Steps to measure OBA's

  • Launch CC Capture connected to your Instrument, log in with your credentials, go to QuickChecker.
  • Place your sample on BW SI Backer (not mandatory for opaque objects)
  • Trigger measurement

    In the following example, OBA Index is 13.1, Fluorescent Index FI = 11.9, and the graph in the Fluo tab spectrally shows the s effect of fluorescence - UV light is converted to visible blue light with a dominant wavelength of 430 nm with the value of 0.354 - that means boosted reflection by  35.4%! The consequence of this extra blue light is 1.04 (104%!) on Spectral Reflectance Graph - when measured in the M0 measurement condition.

    Let's change to M1 (in QuickChecker for most instruments, there is no need to remeasure sample) - just change the color specification (top light gray bar). Notice that in M1 CIE Lab, coordinates are updated, and Spectral Reflectance Graph is different - now the reflectance for 430 nm is 1.15 (115%)!!!
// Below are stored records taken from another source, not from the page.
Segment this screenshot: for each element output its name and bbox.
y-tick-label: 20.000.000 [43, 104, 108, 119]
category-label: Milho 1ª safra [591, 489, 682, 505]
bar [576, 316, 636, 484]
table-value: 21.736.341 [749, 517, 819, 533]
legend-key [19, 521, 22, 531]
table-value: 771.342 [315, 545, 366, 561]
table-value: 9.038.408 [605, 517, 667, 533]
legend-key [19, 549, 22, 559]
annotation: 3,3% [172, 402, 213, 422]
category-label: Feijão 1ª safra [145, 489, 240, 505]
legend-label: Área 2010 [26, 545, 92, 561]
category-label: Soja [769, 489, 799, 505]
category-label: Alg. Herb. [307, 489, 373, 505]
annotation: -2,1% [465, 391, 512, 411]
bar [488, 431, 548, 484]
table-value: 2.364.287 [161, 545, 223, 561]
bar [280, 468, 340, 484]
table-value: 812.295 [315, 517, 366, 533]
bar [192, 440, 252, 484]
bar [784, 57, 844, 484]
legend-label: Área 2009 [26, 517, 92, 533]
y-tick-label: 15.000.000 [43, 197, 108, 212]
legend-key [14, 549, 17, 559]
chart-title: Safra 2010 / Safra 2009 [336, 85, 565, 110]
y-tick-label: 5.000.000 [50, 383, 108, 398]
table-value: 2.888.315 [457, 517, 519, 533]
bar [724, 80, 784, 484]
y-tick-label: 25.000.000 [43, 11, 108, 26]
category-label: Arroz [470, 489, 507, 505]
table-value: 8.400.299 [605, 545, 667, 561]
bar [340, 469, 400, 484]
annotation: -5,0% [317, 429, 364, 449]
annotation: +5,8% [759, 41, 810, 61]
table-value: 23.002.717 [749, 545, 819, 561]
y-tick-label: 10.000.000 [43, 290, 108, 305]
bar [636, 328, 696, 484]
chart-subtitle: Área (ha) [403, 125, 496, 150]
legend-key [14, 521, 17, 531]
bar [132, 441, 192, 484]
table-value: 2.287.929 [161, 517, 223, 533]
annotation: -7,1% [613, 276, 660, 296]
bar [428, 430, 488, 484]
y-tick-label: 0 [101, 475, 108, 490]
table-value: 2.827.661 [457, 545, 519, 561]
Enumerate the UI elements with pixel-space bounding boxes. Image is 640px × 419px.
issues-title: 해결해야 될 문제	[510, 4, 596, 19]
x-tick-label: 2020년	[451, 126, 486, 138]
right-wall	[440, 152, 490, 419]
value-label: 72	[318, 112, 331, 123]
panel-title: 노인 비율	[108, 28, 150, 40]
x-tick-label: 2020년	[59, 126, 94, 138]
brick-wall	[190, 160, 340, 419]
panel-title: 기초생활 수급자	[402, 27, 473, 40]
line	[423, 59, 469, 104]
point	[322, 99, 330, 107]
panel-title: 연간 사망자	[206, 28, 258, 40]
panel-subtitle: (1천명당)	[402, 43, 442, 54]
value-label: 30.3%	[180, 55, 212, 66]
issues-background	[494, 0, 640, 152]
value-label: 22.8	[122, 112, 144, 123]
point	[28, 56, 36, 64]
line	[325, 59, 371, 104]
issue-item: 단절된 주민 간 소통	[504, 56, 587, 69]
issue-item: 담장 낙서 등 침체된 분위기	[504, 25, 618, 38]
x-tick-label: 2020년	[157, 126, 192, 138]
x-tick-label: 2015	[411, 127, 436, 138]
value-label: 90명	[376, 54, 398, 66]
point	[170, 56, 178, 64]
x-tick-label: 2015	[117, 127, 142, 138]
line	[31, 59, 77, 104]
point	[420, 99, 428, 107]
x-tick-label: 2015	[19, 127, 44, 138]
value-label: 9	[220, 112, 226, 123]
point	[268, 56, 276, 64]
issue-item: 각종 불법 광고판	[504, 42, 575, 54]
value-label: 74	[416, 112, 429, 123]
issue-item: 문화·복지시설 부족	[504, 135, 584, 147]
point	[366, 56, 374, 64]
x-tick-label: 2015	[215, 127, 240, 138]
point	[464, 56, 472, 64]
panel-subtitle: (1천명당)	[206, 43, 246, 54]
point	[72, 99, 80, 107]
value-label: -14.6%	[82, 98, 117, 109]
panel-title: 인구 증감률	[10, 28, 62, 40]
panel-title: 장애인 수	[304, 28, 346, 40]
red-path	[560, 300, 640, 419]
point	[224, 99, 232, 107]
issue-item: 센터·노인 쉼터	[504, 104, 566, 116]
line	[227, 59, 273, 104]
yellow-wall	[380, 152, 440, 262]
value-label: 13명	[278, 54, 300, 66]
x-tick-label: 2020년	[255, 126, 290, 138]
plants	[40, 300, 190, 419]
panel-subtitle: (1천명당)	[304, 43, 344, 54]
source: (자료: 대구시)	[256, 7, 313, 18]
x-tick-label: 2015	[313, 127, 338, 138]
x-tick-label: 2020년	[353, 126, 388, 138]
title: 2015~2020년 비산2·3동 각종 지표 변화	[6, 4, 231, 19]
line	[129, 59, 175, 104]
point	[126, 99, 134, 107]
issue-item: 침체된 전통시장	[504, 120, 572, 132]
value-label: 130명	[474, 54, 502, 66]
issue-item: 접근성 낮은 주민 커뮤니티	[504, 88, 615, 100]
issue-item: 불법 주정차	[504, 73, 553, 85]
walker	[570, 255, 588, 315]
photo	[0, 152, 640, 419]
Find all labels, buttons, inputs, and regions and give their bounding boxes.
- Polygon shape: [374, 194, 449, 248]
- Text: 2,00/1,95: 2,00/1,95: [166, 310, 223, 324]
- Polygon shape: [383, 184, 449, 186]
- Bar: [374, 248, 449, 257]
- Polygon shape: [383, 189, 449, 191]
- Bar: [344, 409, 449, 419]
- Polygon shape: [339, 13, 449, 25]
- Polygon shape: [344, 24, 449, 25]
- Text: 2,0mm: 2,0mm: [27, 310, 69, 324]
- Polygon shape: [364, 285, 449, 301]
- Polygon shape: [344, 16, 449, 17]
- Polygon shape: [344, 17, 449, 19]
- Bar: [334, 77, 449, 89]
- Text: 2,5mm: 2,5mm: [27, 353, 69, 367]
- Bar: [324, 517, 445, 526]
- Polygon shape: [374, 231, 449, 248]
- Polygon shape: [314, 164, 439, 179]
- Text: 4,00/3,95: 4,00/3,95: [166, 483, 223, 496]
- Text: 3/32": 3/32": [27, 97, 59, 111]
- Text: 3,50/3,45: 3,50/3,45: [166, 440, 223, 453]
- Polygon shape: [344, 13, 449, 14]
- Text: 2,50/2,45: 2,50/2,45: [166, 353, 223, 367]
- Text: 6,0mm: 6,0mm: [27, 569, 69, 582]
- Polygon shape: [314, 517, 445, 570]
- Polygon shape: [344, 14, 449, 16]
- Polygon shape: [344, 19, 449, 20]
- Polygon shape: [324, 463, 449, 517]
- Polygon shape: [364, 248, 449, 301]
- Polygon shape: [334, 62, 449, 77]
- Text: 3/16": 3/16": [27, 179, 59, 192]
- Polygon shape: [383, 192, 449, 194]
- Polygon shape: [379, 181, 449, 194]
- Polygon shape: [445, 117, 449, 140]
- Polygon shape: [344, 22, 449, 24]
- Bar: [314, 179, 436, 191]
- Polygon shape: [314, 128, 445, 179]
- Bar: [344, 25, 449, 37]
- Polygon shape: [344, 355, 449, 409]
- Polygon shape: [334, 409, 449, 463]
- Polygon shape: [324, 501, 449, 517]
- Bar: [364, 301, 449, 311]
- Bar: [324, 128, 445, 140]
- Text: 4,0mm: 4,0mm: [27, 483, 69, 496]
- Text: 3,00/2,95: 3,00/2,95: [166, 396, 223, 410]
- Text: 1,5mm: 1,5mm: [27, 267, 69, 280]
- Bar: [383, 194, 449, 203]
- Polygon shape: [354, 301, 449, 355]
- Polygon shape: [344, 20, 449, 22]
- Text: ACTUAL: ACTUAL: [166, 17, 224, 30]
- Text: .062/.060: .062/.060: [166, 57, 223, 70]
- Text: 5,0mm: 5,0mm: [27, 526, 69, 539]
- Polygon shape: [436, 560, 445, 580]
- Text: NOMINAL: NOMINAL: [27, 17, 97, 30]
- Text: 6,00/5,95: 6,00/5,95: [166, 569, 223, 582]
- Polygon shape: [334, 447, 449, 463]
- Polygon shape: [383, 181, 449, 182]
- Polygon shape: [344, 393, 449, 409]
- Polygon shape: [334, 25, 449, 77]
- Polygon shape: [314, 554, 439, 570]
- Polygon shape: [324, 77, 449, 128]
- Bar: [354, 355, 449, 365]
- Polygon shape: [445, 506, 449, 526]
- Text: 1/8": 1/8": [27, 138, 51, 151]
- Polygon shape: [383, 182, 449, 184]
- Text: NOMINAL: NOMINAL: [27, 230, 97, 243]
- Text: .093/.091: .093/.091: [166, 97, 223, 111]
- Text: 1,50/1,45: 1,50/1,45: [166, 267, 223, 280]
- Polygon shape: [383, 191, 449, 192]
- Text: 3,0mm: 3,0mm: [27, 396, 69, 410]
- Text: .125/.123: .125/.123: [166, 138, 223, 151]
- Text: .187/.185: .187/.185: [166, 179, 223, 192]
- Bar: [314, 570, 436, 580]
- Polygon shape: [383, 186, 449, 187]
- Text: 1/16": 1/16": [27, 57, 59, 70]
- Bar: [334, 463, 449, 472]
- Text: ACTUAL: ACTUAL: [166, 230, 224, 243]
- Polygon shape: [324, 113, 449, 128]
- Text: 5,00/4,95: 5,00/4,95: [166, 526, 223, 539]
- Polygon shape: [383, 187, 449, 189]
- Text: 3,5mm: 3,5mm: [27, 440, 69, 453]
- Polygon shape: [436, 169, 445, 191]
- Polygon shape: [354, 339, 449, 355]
    And to get a complete picture, let's switch to the M2 measurement condition - where no UV light is used to expose the specimen when measured.  

    M0 Spectral Reflectance Graph doesn't have a peak at 430 nm - which exists only if the UV component is in the illuminating light. 

    This example shows the importance of choosing the right M sta-condition and the importance of UV control in the lighting conditions where the final product is to be displayed. ChromaChecker Lighting Inspector can measure any non-standard lighting conditions - and use this digital lighting fingerprint for calculations in many different areas.

    Today, many of the lamps in our homes, department stores, and public places are LED-based, and most have NO UV radiation, but natural daylight varies from dawn to dusk. Whenever OBAs are applied, we can expect huge color changes. 





Important Note

Please notice that the same sample measured with a different instruments reports vastly different Fluorescence Index (FI) or OBAs Index.

This is due to significant variations in the device illuminants and other variables. Many technical solutions have been focused on increasing the speed between measurements. Design and methodological simplifications mean that much of the measurement data is the result of processing by algorithms and does not always come directly from actual measurements.The part of the instrument that illuminates light to reflect off sample and pick up the reflected (color) result (especially in the UV range), deviate from the defined references they are supposed to follow. Manufacturers have introduced "data optimization" solutions that actually manipulate the data to enhance speed but do not follow the defined illuminant reference within the M1 specification. As different instrument manufacturers implemented different "short cuts” the end results are significantly different from one another as the table above proves.